Das Studienmodul Buchführung beschäftigt sich mit der Aufzeichnung aller Geschäftsvorgänge in einem Unternehmen und zwar mit Hilfe von Belegen, die lückenlos sowie zeitlich und nach Sachthemen geordnet ein zahlenmäßiges Spiegelbild eines Unternehmens sind. Die Buchführung ist gemeinsam mit der betriebswirtschaftlichen Statistik, der Vergleichsrechnung sowie der Planungsrechnung ein Teil des betrieblichen Rechnungswesens.

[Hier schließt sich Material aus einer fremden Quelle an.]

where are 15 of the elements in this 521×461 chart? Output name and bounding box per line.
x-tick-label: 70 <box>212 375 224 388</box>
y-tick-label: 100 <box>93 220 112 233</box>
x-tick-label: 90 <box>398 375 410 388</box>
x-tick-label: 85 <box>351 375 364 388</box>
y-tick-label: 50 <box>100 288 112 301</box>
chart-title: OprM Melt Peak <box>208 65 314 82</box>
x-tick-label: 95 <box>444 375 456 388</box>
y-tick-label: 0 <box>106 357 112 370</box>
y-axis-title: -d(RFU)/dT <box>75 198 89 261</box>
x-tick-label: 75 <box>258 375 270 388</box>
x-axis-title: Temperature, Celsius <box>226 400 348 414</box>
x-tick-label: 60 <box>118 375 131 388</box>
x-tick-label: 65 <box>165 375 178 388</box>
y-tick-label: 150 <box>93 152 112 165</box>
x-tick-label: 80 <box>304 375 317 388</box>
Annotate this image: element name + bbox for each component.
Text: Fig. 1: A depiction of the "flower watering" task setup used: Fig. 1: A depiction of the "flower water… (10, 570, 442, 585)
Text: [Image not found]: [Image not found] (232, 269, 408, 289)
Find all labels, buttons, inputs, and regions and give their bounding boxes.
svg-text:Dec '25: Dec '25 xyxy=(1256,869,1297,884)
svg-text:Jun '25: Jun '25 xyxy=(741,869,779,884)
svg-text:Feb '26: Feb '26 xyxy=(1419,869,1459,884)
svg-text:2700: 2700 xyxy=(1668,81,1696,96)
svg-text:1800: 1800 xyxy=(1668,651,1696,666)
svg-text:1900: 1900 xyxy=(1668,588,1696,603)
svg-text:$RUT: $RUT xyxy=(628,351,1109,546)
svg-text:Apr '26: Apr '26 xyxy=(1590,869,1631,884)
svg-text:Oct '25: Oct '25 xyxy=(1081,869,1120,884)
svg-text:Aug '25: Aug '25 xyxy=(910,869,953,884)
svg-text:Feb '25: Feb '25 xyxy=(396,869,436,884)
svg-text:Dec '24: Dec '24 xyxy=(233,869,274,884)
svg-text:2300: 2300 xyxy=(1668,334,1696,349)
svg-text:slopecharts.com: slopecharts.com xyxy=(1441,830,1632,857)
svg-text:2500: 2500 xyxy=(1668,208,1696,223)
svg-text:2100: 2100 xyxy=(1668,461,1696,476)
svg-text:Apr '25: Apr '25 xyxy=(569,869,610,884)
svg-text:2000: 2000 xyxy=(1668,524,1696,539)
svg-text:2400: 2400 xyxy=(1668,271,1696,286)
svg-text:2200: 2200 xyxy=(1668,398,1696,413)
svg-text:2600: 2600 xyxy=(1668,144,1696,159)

Das Studienmodul Buchführung informiert unter anderem über die gesetzlichen Vorschriften, die die Buchführung vorschreiben. Unterschieden wird zwischen einer Buchführungspflicht nach Handelsrecht, zu der insbesondere nach Handelsrecht definierte Kaufleute verpflichtet sind, und nach Steuerrecht, die gewerbliche Unternehmer sowie Forst- und Landwirte betrifft.

Das Studienmodul Buchführung vermittelt darüber hinaus die Grundsätze ordnungsgemäßer Buchführung und die gesetzlichen Grundlagen. Eine ordnungsgemäße Buchführung folgt bestimmten Organisationsgrundsätzen und Buchungsgrundsätzen sowie der Belegpflicht. Dazu gehören auch das Erstellen von Bilanzen sowie die Darstellung der Vermögenswerte und der Finanzierung, auch Aktiva und Passiva genannt.

Gesetzlich geregelt ist die Bilanzierung im Handelsgesetzbuch (HGB). Dort ist sie nur für große und mittelgroße Kapitalgesellschaften zwingend vorgeschrieben, hat sich jedoch auch bei Personengesellschaften und Einzelunternehmen durchgesetzt.

Ein weiterer Schwerpunkt gilt dem Kontensystem, den Bestandskonten und Erfolgskonten mit einer Soll- und einer Habenseite sowie den Buchungssätzen und dem Buchungssystem. Dokumentiert werden die jeweiligen Buchungen in mindestens zwei Büchern, die heutzutage sinnbildlich sind für elektronische Protokolle der einzelnen Buchführungsdaten. Unterschieden wird zwischen dem Grundbuch, auch Journal genannt, dem Hauptbuch und diversen Nebenbüchern.